DINHEIRO — Há planos de abrir uma nova fábrica?

KRIEGER — Não, a nossa fábrica tem capacidade e tecnologia suficientes para crescer e exportar.

DINHEIRO — Qual é a sua avaliação sobre o regime tributário do Rota 2030?

KRIEGER — Ainda faltam algumas coisas no Rota 2030. Com o Inovar, por exemplo, existiam isenções que agora se perderam um pouco. Acredito que é necessário voltar e olhar para o segmento premium como um todo, afinal, não temos o mesmo volume que as montadoras de massa e precisamos ganhar escala e competitividade. É uma situação difícil porque mesmo se eu quiser exportar no Brasil eu tenho que pagar imposto. Como eu explico para um chileno que ele vai ter que pagar um imposto de 15% no carro por conta do Brasil? Precisamos melhorar esse ambiente de negócios e ainda faltam regras para quem trabalha com baixo volume e alta tecnologia.

DINHEIRO — O cenário deve melhorar com a possível união entre União Europeia e Mercosul?

KRIEGER — Isso ainda vai demorar um pouco para acontecer, cerca de 7 anos. O acordo também prevê um esquema de cotas: será possível trazer 50 mil carros da Europa para o Mercosul sem tarifa de importação, mas apenas 32 mil virão para o Brasil para serem divididos entre todas as montadoras. Esse não é um volume tão expressivo, ainda mais se você pensar que não sabemos como será feita essa divisão. No curto prazo, portanto, não vejo um benefício rápido para as montadoras. Porém, mostrar para o mercado que há um sinal de livre comércio pode atrair mais investimentos, melhorar a previsibilidade e ter um fluxo de capitais positivo entre os países. A economia do Brasil pode ser muito ajudada nesse sentido.
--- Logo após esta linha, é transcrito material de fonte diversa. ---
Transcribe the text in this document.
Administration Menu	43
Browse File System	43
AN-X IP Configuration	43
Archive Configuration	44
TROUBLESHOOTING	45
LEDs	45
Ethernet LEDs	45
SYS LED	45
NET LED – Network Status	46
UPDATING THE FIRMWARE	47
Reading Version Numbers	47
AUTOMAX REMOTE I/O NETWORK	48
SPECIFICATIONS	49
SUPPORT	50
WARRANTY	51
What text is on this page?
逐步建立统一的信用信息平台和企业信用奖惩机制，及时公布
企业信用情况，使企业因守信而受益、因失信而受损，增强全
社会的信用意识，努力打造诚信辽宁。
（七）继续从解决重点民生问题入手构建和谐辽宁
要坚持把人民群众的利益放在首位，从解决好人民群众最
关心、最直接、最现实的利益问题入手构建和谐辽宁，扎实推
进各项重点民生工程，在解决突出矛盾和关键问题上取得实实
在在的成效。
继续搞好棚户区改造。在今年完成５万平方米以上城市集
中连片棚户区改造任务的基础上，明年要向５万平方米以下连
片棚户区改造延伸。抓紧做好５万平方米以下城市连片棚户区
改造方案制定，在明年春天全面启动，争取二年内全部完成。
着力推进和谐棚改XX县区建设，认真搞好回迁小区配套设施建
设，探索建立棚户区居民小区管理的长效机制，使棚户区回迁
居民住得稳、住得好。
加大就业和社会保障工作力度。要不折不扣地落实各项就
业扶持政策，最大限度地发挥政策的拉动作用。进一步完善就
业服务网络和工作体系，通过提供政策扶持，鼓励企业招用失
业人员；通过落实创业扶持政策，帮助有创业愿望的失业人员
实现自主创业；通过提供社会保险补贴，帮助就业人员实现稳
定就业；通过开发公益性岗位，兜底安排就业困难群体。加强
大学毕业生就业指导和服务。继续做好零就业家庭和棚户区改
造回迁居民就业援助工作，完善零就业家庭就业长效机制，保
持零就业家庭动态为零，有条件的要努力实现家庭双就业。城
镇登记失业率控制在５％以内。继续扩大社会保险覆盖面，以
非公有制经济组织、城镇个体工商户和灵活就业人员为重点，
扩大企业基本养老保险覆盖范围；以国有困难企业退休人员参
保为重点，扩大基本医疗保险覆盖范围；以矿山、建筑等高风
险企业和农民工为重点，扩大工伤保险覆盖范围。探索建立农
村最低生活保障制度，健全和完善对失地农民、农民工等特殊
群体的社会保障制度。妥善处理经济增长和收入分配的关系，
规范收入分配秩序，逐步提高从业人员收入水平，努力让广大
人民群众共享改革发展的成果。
DINHEIRO — Como você vê o mercado premium no Brasil?

KRIEGER — O crescimento desse segmento com relação ao mercado total é similar. A nossa estimativa é crescer cerca de 10% em 2019 e até 15% em 2020.

DINHEIRO — Esse resultado tem relação com a entrada do novo governo?

KRIEGER — Eu evito falar de política e sobre o passado, mas ter paz durante a transição de um governo para o outro abaixou a poeira e agora já é possível enxergar os próximos quatro anos. Isso traz uma confiança para o setor de maneira geral.

DINHEIRO — O que precisa acontecer para impulsionar os negócios?

KRIEGER — A aprovação da reforma da Previdência é favorável e a reforma tributária também ajudaria muito a BMW. O volume de pessoas que nós temos para calcular os tributos de todo esse ambiente de negócios é muito alto. O Brasil tem essa complexidade elevada que, se evitada, seria mais fácil focar nos negócios e nos produtos em vez de tributação.

DINHEIRO — Há novos planos de investimentos no radar?

KRIEGER — A BMW investiu R$ 125 milhões na estrutura fabril catarinense no segundo semestre de 2018 para produzir os modelos BMW X4 e BMW Série 3. Além disso, o aporte de R$ 1 bilhão feito nos últimos quatro anos [2014-2018] trouxe três produtos novos para o Brasil. Esses nos deixam confortáveis para um bom tempo daqui para frente.